Она вдруг переходит на шепот.

- Как страшно, что жизнь одна! Это так страшно! Кругом старятся и умирают... Как про себя подумаю, выть хочется! И кто-то еще смеет учить меня, как мне жить, то есть как мне приличнее умереть... Гады! Раньше легче было - в Бога верили. Так и его конфисковали! В этой стране всякий имеет право жить, как хочет, и ни с кем не считаться, потому что все врут...

А мы с Валеркой будем жить там, где нам лучше. Если он мне изменит, я его убью, паразита, и выйду замуж за издыхающего миллионера, и буду покупать радости, пока сама не сдохну! А про Родину - это придумал кто-то, кто тоже понимает, что жизнь одна, и хочет помешать веем это понять и успеть самому оттяпать от жизни побольше, пока другие всякими химерами забавляются: капитализмом, коммунизмом, социализмом.

Мне все такие слова напоминают скрежет замка, которым меня мамаша в детстве закрывала, когда убегала к любовникам на ночь.

- Стоп, - прерываю ее бесцеремонно. - А вы, Валера, вы, так сказать, единомышленник?

Он поворачивается ко мне, кладет руки на спинку сиденья, подбородком на руки, но смотрит не на меня, а на нее. Мне кажется, что он смотрит на Людмилу с нежностью, какой я еще не замечал.

- Знаете, кто она? Жанна д'Арк! Только с другим знаком. Не с минусом, а каким-то другим.

Не могу понять, иронизирует или серьезно...

- В нашем союзе она мозговой трест. Да вы, наверное, сами догадались. Она это все придумала давно. Думал, дурит. А она английский за год выучила. Только мамаша мешала...

- Врешь! - кричит Людмила, но тут же машет рукой. - Ну, мешала, ну и что? Ей и надо было в жизни коттедж да тебя в постели. Если бы ее не посадили, я все равно добилась бы своего... А я ее люблю, люблю, понял!

- Это факт. Она ее любит, - спокойно подтверждает Валера.

- А меня она ненавидела за то, что я отбивала Валерку внаглую. Потому что мы пара...

- Это тоже факт. Мы два сапога, а точнее, два полуботинка, и из нас двоих один отличный ботинок получится, на который никто не позарится.

Что-то уж больно сложным подтекстом заговорил Валера, или я устал и теряю понимание.

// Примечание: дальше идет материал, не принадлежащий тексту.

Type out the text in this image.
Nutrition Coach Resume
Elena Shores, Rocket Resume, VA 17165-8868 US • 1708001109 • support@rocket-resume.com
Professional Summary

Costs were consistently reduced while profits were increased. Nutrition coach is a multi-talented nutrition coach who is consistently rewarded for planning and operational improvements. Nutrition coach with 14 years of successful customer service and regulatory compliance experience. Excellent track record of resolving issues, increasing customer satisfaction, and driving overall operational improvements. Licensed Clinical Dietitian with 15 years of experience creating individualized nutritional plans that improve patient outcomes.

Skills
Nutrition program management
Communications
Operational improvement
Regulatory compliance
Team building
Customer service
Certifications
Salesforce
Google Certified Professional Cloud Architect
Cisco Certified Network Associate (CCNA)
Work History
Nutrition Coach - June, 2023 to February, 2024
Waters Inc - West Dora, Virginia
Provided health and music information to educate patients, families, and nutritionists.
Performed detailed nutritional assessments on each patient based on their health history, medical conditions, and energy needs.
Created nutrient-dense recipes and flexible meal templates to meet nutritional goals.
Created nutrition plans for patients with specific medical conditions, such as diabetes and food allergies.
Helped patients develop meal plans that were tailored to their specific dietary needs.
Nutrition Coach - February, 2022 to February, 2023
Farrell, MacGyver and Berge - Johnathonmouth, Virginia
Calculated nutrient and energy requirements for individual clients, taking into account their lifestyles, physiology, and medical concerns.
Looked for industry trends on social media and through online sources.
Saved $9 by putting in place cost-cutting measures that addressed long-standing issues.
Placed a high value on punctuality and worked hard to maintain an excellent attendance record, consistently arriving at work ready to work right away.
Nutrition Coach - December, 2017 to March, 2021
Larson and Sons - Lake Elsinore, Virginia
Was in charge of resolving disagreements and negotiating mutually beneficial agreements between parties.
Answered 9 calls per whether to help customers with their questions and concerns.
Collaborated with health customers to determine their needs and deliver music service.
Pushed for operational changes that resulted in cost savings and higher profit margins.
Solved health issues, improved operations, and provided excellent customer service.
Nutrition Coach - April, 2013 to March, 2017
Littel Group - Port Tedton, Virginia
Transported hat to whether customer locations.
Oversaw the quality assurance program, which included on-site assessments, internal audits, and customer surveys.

- А вы уверены, - спрашиваю, - что вам удастся легко перейти границу?

Людмила самодовольно ухмыляется.

- Не мы одни понимаем, что второй жизни не будет, не мы одни хотим больше радостей, а на радости нужны деньги. Вы марсианин, вы даже не представляете, что значат для грешных землян деньги, особенно в валюте! Кстати о деньгах. Валерка, достань!

Валера лезет куда-то в машинные загашники, достает целлофановый пакет, крест-накрест перетянутый голубой изолентой, протягивает мне, но Людмила перехватывает.

- Это советские рубли из тайника. Для нас это мусор. Здесь что-то около семидесяти тысяч, и я умоляю вас взять их!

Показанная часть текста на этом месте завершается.